Way back in 2008, which I realize is practically the Pleistocene Era, a study about chemo-brain was published which included the use of radiologic imaging to verify the existence of chemo brain. The study, Clinical Patterns and Biological Correlates of Cognitive Dysfunction Associated with Cancer Therapy, not only imaged these changes in patients who’d had chemotherapy or brain radiation. The study authors also sought to explain the mechanisms of neurotoxicity associated with cancer treatment, and to identify the patterns of cognitive dysfunction they found in cancer patients. 2008, people. Am I the only person who read this?

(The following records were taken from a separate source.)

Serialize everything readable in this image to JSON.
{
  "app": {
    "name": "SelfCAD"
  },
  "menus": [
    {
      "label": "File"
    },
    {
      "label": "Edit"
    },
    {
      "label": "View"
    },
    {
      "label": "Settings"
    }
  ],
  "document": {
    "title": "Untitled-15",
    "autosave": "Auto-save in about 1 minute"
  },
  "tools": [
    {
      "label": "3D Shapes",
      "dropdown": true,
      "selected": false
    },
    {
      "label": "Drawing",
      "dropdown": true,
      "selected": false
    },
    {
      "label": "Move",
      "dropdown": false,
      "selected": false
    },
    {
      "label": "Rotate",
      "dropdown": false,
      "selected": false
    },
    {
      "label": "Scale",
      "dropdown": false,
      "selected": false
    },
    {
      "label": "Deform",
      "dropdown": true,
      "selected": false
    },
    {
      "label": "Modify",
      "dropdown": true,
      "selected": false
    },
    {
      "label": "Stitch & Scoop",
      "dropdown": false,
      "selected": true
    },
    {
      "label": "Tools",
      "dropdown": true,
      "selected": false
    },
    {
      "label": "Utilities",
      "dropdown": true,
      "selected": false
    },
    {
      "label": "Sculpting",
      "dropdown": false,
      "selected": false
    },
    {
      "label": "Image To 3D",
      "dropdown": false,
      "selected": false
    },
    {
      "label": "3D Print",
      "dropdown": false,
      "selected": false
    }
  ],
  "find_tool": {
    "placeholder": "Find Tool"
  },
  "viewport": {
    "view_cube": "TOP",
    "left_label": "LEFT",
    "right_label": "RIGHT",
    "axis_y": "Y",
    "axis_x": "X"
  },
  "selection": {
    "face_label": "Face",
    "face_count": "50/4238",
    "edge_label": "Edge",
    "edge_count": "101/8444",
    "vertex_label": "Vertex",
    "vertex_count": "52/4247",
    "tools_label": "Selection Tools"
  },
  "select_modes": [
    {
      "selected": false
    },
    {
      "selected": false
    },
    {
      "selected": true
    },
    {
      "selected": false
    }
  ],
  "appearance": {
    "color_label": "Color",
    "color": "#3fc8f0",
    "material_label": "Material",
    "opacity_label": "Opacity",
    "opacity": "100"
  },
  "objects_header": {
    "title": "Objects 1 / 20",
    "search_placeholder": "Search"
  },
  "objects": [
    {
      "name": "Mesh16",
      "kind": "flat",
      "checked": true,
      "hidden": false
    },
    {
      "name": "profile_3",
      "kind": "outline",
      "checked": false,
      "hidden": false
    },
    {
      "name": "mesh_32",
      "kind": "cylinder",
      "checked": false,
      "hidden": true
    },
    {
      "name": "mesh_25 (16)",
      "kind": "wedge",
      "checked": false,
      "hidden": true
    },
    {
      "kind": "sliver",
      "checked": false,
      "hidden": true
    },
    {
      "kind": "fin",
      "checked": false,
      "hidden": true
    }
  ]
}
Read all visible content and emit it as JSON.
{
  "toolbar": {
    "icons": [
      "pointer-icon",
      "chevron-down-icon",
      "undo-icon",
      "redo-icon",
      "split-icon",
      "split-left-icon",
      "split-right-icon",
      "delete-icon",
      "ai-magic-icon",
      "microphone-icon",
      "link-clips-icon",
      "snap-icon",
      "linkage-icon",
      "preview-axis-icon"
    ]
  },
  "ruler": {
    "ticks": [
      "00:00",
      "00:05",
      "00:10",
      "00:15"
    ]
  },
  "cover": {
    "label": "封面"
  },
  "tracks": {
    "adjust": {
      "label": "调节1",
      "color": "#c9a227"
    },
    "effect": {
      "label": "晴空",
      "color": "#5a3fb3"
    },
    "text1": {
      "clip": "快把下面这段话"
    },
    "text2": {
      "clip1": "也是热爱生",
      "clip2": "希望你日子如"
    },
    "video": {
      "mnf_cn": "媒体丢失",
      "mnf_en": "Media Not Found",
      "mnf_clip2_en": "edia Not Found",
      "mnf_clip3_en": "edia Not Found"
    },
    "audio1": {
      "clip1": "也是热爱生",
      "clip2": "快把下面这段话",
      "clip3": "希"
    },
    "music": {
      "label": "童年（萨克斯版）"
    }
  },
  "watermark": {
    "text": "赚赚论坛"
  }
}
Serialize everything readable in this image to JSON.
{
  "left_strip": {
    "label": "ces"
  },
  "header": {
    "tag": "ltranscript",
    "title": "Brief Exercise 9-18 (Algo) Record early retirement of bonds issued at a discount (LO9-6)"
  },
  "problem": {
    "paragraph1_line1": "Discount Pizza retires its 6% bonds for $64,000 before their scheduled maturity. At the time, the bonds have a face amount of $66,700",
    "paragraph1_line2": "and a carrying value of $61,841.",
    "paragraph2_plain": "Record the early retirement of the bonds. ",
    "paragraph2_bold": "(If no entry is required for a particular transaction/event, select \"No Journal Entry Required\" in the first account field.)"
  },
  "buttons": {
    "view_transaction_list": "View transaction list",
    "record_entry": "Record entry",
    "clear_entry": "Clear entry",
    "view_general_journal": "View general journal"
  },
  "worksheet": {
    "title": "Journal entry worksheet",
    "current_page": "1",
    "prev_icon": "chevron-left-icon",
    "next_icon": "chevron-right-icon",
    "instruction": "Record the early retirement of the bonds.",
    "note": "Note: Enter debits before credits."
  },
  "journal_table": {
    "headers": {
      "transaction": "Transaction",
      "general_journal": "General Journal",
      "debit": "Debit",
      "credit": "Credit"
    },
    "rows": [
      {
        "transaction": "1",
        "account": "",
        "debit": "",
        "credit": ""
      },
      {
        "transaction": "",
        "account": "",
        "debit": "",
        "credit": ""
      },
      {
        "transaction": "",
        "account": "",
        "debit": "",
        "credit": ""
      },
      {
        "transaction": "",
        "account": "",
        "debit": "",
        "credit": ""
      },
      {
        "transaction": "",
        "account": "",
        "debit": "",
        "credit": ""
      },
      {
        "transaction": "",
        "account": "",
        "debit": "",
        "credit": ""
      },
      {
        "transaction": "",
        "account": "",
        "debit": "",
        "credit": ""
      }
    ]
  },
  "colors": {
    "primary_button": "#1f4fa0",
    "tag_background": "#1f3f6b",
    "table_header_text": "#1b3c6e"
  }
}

Another study, published in 2009, sought to examine the impact of chemo brain and cognitive dysfunction on the lives, work and future health of cancer patients. Its purpose was to help encourage better identification of the problem and better solutions for helping us all cope with it. Maybe 2009 is late Pleistocene/early Holocene. Maybe we’ve all got short memories. Maybe I’m the only demonic nerd that trolls Google for pertinent scientific journal articles when I’m writing certain blog posts. Maybe I should rent my search-maven skills to other clinicians.
Whatever. Bottom line? The fact that cancer treatment scrambles our brains isn’t news. Despite our admitted deficits of concentration, word-finding, and short-term memory, we cancer patients have been saying this for years. Listen up, already. You might learn something. You might even come up with a way to help us.